A tall, smartly dressed man with closely cropped grey hair and piercing blue eyes stepped outside.
They had found the duc.
8
The Drawing Room, Henley House
Lady Harford waved her husband over to inform him of the wedding news, which he took coolly, another assessing eye cast over her. Camille wondered if h
e could smell the revolutionary on her somehow. Offering their congratulations, the Beauchamps and the lawyer Penge took their leave, and the family – plus Camille and Al – were alone. Hennie pulled James in to make up a four for a game of whist, so Camille requested Al join her to take a turn about the room.
‘What did he say?’ Camille hooked her arm through his and steered him towards the outskirts of the room. It was large enough to contain various arrangements of sofas, card tables and writing desks. The walls were hung with a silvery lilac paper that perfectly matched the upholstery and pale, glossy wood.
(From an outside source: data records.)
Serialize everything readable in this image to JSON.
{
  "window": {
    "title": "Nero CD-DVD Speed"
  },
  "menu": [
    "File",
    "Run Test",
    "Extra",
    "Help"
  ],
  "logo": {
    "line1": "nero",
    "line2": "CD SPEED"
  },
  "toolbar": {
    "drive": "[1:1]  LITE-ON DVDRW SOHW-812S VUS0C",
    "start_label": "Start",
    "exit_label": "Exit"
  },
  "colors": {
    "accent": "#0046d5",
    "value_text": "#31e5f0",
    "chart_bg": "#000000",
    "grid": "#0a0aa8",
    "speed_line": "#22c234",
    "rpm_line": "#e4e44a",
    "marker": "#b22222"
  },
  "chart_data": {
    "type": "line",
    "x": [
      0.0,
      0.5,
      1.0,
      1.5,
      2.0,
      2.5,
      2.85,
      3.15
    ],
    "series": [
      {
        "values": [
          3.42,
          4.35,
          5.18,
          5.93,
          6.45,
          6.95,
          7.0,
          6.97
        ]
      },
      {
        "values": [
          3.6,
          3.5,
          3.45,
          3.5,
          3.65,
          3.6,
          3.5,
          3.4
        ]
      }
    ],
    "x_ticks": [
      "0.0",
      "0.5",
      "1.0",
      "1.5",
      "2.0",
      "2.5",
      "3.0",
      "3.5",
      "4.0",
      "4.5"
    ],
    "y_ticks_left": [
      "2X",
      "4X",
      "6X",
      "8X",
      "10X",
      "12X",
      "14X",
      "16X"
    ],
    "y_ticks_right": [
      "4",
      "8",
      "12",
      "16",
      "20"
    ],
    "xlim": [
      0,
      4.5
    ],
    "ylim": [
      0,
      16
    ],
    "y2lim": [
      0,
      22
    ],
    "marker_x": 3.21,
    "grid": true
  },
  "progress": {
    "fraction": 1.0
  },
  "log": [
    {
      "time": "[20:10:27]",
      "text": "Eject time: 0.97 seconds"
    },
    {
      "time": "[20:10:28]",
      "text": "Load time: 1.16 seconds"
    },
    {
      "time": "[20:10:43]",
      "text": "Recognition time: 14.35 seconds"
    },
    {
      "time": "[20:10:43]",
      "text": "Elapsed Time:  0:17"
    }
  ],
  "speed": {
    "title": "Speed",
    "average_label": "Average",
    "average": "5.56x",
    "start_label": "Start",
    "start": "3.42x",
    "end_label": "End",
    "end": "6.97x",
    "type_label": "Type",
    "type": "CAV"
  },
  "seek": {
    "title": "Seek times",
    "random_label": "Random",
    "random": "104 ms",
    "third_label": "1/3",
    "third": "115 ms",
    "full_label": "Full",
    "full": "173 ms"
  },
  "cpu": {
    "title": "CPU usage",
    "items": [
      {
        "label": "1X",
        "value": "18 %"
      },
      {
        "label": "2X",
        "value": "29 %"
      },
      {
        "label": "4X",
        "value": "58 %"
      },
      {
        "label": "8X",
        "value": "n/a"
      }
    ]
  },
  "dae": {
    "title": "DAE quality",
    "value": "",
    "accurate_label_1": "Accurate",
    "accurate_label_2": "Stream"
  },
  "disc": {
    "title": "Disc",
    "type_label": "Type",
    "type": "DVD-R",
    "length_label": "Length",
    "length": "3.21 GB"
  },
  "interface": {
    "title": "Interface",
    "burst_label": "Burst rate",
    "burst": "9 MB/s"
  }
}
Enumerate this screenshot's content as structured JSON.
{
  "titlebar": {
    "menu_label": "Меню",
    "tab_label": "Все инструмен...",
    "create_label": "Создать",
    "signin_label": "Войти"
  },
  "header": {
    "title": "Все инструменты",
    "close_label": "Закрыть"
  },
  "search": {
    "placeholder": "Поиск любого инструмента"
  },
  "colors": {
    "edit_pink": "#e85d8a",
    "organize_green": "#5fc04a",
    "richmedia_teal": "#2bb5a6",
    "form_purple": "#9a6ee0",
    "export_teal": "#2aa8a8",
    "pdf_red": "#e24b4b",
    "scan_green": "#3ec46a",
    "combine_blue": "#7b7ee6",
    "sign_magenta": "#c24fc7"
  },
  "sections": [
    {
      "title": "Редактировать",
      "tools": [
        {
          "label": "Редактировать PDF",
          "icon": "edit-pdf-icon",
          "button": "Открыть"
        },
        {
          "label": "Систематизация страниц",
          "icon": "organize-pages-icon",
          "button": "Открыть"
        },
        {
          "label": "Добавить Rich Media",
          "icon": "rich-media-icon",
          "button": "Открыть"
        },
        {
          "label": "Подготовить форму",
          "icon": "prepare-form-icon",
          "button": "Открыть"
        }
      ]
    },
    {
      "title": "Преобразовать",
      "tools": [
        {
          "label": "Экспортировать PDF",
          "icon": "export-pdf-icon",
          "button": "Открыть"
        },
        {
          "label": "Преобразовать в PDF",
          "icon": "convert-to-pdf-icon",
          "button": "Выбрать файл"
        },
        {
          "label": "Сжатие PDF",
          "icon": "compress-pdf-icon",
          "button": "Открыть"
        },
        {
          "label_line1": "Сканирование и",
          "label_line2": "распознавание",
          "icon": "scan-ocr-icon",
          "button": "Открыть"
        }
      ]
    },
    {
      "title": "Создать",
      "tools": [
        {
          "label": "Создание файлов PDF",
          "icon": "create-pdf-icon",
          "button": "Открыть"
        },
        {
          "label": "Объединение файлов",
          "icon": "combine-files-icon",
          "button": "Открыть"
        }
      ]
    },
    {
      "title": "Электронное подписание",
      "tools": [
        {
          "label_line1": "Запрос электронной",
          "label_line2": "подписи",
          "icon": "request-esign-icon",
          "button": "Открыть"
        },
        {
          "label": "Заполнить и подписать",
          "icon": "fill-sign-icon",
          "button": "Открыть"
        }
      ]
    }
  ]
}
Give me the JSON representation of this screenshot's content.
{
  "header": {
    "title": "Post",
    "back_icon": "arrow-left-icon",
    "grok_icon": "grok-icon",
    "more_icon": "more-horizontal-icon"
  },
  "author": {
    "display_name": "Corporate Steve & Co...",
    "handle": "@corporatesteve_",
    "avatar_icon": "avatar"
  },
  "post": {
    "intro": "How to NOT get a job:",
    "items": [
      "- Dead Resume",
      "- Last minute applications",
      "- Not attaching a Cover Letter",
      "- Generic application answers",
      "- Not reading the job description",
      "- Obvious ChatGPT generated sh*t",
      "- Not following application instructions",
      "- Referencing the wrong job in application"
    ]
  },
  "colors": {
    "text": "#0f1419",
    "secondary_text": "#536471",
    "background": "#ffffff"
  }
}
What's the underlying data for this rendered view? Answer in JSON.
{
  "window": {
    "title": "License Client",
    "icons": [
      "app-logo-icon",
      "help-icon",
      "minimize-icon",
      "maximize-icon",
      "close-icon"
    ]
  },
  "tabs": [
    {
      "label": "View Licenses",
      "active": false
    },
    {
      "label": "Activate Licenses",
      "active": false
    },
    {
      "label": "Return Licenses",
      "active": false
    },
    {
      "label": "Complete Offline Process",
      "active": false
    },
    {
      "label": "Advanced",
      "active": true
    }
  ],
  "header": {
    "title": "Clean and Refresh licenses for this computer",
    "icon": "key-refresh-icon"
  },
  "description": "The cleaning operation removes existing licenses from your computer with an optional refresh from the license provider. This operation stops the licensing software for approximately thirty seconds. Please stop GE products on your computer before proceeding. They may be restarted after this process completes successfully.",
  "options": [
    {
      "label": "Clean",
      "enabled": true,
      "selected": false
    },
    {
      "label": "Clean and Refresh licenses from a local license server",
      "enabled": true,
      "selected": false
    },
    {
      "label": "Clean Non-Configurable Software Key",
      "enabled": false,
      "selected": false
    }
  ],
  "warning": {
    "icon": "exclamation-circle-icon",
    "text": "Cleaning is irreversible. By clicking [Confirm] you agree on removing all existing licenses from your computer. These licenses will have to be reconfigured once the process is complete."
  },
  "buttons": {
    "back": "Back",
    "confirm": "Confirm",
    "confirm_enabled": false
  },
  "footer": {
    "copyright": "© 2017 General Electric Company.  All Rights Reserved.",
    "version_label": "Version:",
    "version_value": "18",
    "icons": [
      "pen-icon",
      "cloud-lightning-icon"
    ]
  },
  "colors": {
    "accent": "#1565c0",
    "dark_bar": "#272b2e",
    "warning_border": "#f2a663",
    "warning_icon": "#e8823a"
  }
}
‘What did who say?’ said Al.
‘James, you fool, who else?’
He shrugged. ‘Not much. Sank several glasses of port and stared into the middle distance like a brooding hero in some novel. I can understand what you saw in him, if you like that sort of thing.’
Camille ignored the comment. ‘He’s rattled. Good.’
‘Your dramatic entrance was, in fact, dramatic. But why are we talking about that when, unless I am very much mistaken, you have you arranged for yourself to be married at the earliest convenience? Do you think Ada will mind having three people in your relationship?’
She pinched his arm. ‘Stop it. You know it’s a good idea. If they think I’m nothing but a helpless girl fixated on some romantic notion of marriage, then they’re not going to notice anything else.’
He narrowed his eyes. ‘Hmmm. Almost convincing, but a little shaky on the dismount. Looked to me as if you were backed into a corner.’
‘I can handle it.’
‘Don’t get in a huff, you know I’m on board. Wagon hitched firmly to your star. Anyway, it’s quite fun watching you put on a pretty dress and pretend to be a girl.’